In what ways has the process challenged you artistically, spiritually, intellectually?
All the major artistic decisions were made before we were awarded the commission. Since then, it's been all about finding ways to make an unbuildable design a reality. This has been a bit of a brain-bender for all involved, but however mundane, delivering a large project on time, on budget, to brief is a challenge faced daily by anyone involved in building anything, and a work like this is no different.
Unlike an arena, railway, or new performing arts centre, this was always a project on a fixed budget with no options for blow-out. Most of the hurdles have been about this. We operate in a world primarily defined by a base material reality. Moments of true artistic and spiritual liberation are rare, and certainly need to be put on the back-burner once you're dealing with the make-it-happen phase of a work like this.
I am certainly saving my spiritual reflections for post-project wrap when I get to spend quality time with Ascalon along with the rest of Perth.
How have you managed Christian’s long-distance involvement in the project?
Once the designs were wrapped with Christian and Eldad in NYC, the project has been managed entirely on the ground in Perth. This was always how it was going to roll, and overseeing the fabrication of the different elements to the work across five different factories scattered along the coast form Perth to Mandurah has been part of the adventure.
I get to see the actual work at every stage of it's build, Christian will get the surreal experience of seeing it fully formed when when it gets installed on site.
Given what you know of public response to the original concept, how would you expect the realized artwork to impact upon the public consciousness?

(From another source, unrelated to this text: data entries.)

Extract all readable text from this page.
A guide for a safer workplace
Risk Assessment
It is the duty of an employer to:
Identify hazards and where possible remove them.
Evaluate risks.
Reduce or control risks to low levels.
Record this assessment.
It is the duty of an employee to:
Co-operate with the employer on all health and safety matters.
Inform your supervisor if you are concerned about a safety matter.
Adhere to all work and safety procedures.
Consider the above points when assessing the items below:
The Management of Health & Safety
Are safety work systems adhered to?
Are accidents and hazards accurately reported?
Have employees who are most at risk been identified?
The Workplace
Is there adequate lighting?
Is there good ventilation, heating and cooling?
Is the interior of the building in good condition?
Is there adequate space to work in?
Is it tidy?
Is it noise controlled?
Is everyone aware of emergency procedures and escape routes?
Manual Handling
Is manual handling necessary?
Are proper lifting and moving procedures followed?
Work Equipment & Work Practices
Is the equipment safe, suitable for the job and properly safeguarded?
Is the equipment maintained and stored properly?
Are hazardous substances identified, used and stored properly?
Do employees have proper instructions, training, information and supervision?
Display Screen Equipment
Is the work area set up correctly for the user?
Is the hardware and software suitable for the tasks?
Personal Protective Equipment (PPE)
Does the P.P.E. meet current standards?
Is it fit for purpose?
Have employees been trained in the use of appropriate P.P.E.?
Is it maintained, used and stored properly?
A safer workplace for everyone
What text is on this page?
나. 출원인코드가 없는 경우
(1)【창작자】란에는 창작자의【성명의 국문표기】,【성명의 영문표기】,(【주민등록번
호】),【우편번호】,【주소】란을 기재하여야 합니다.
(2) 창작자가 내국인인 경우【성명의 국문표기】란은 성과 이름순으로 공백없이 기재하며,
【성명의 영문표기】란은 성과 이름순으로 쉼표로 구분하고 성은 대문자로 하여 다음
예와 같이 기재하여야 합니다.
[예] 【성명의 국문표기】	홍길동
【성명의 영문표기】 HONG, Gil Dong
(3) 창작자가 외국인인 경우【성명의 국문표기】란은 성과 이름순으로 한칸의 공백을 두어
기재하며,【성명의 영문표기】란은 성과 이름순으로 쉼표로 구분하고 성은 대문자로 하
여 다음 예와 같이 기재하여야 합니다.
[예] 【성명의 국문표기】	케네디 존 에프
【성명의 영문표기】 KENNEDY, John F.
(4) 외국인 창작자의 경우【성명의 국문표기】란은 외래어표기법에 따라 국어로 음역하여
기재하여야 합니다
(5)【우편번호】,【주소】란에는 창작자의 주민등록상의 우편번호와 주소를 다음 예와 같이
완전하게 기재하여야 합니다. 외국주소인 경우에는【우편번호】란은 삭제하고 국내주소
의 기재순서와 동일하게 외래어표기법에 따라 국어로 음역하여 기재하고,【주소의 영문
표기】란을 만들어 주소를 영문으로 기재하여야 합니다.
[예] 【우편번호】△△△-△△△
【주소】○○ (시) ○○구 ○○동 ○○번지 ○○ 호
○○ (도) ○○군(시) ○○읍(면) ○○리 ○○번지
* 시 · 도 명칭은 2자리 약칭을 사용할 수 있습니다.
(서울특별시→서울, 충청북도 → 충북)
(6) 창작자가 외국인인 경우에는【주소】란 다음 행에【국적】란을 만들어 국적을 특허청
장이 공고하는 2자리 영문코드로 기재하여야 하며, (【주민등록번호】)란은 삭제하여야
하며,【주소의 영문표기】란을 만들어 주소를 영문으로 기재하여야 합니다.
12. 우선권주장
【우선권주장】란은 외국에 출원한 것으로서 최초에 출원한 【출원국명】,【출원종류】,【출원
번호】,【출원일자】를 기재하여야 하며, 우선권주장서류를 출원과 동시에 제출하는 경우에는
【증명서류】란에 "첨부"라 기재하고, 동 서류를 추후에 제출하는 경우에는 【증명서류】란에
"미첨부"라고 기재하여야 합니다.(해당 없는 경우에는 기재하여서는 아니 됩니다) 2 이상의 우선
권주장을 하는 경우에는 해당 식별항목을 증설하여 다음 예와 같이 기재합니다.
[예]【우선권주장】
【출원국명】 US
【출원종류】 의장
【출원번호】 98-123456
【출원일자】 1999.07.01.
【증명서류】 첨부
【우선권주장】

I'm not even sure what the impact will be on my consciousness at this stage! Having a design that you have only ever seen in virtual space, and as a 30cm high model translated directly into an 18m high work is a truly bizarre experience. The scale of the work keeps surprising me as it is coming together. I think its presence is going to be truly awesome and will hopefully generate some real buzz and wonder.
With Ascalon on one side of the terrace and the new psychedelic light show running nightly across the facade of Council House on the other, I think we might have a new epicentre of energy in Perth by the end of 2010. It might just draw people to it like moths to a bright light!